End-to-End PET/CT Interpretation and Quantification with an LLM-Orchestrated AI Agent: A Real-World Pilot Study
Authors
Affiliations (1)
Affiliations (1)
- Seoul National University Hospital
Abstract
BackgroundAlthough deep learning models have improved individual PET analysis, image processing and quantification tasks, end-to-end automation from raw DICOM to quantitative clinical reporting remains limited, particularly in heterogeneous real-world settings. MethodsAs a proof-of-concept, an autonomous large language model (LLM)-orchestrated multi-tool agent for end-to-end PET/CT interpretation was developed. A reasoning-based text LLM selected appropriate series from raw DICOM, coordinated registration and SUV conversion, invoked segmentation and detection tools, generated maximum-intensity projections, called a vision-enabled LLM for interpretation, and synthesized structured draft reports. The system was retrospectively evaluated in 170 patients undergoing baseline FDG PET/CT for lung cancer staging, using expert reports as reference. ResultsThe agent successfully completed the full end-to-end workflow from raw DICOM selection to structured draft report generation without human intervention in all 170 examinations. Primary tumor detection achieved 100% sensitivity. For nodal involvement, sensitivity was 84.8% and specificity was 39.4%, whereas distant metastasis detection showed 70.2% sensitivity and 65.0% specificity. Discrepancy analysis of 58 nodal and 57 metastatic mismatch cases revealed systematic false-positive findings related to reactive or physiologic uptake and false-negative findings involving small-volume or anatomically atypical metastases.
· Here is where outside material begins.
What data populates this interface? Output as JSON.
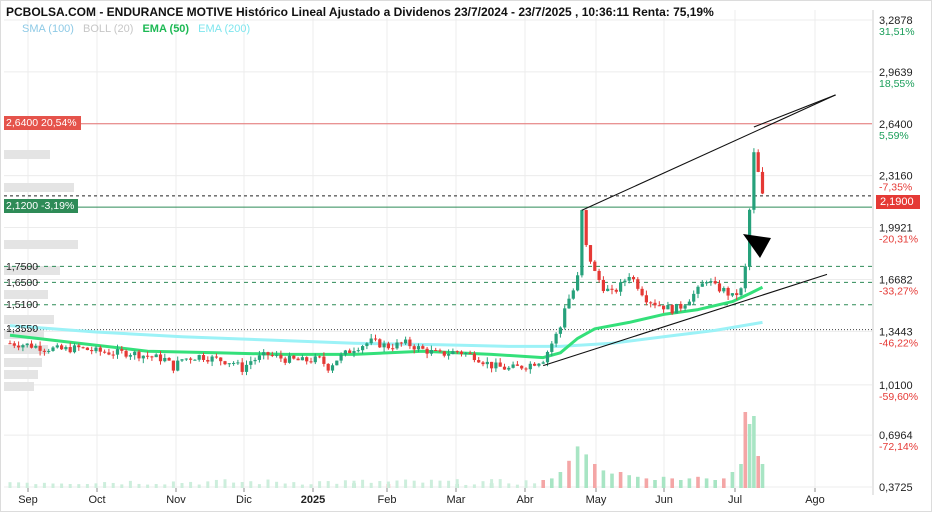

ConclusionLLM-orchestrated PET/CT agents can enable workflow-level automation from raw DICOM to quantification and structured draft reporting under real-world conditions. Although primary tumor detection was highly reliable, nodal and metastatic assessment revealed systematic limitations, supporting a collaborative role with continued expert oversight in complex clinical scenarios.